Derivation and analysis of a high-resolution estimate of global permafrost zonation
- Glaciology, Geomorphodynamics and Geochronology, Department of Geography, University of Zurich, Switzerland
Abstract. Permafrost underlies much of Earth's surface and interacts with climate, eco-systems and human systems. It is a complex phenomenon controlled by climate and (sub-) surface properties and reacts to change with variable delay. Heterogeneity and sparse data challenge the modeling of its spatial distribution. Currently, there is no data set to adequately inform global studies of permafrost. The available data set for the Northern Hemisphere is frequently used for model evaluation, but its quality and consistency are difficult to assess. Here, a global model of permafrost extent and dataset of permafrost zonation are presented and discussed, extending earlier studies by including the Southern Hemisphere, by consistent data and methods, by attention to uncertainty and scaling. Established relationships between air temperature and the occurrence of permafrost are re-formulated into a model that is parametrized using published estimates. It is run with a high-resolution (<1 km) global elevation data and air temperatures based on the NCAR-NCEP reanalysis and CRU TS 2.0. The resulting data provide more spatial detail and a consistent extrapolation to remote regions, while aggregated values resemble previous studies.

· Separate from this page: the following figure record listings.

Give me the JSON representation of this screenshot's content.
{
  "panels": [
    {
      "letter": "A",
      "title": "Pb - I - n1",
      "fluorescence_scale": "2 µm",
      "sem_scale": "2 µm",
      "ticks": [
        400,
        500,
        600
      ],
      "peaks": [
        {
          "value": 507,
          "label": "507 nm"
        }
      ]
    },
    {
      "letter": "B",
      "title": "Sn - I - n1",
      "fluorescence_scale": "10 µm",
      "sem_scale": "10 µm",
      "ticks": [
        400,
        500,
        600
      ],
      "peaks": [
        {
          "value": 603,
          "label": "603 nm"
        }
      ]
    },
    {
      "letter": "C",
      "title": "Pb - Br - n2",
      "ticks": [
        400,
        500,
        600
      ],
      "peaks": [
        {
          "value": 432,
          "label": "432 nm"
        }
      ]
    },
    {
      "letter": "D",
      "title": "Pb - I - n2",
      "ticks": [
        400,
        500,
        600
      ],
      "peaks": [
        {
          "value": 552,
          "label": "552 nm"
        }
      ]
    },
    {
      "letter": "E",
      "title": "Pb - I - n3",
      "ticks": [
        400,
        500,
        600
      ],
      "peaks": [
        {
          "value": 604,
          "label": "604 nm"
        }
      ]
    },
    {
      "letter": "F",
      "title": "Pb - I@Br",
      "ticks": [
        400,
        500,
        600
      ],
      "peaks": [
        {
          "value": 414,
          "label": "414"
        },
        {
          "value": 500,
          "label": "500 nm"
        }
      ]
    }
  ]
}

The estimated uncertainties affect regional patterns and aggregate number, and provide interesting insight. The permafrost area, i.e. the actual surface area underlain by permafrost, north of 60° S is estimated to be 13–18 × 106 km2 or 9–14 % of the exposed land surface. The global permafrost area including Antarctic and sub-sea permafrost is estimated to be 16–21 × 106 km2. The global permafrost region, i.e. the exposed land surface below which some permafrost can be expected, is estimated to be 22 ± 3 × 106 km2. A large proportion of this exhibits considerable topography and spatially-discontinuous permafrost, underscoring the importance of attention to scaling issues and heterogeneity in large-area models.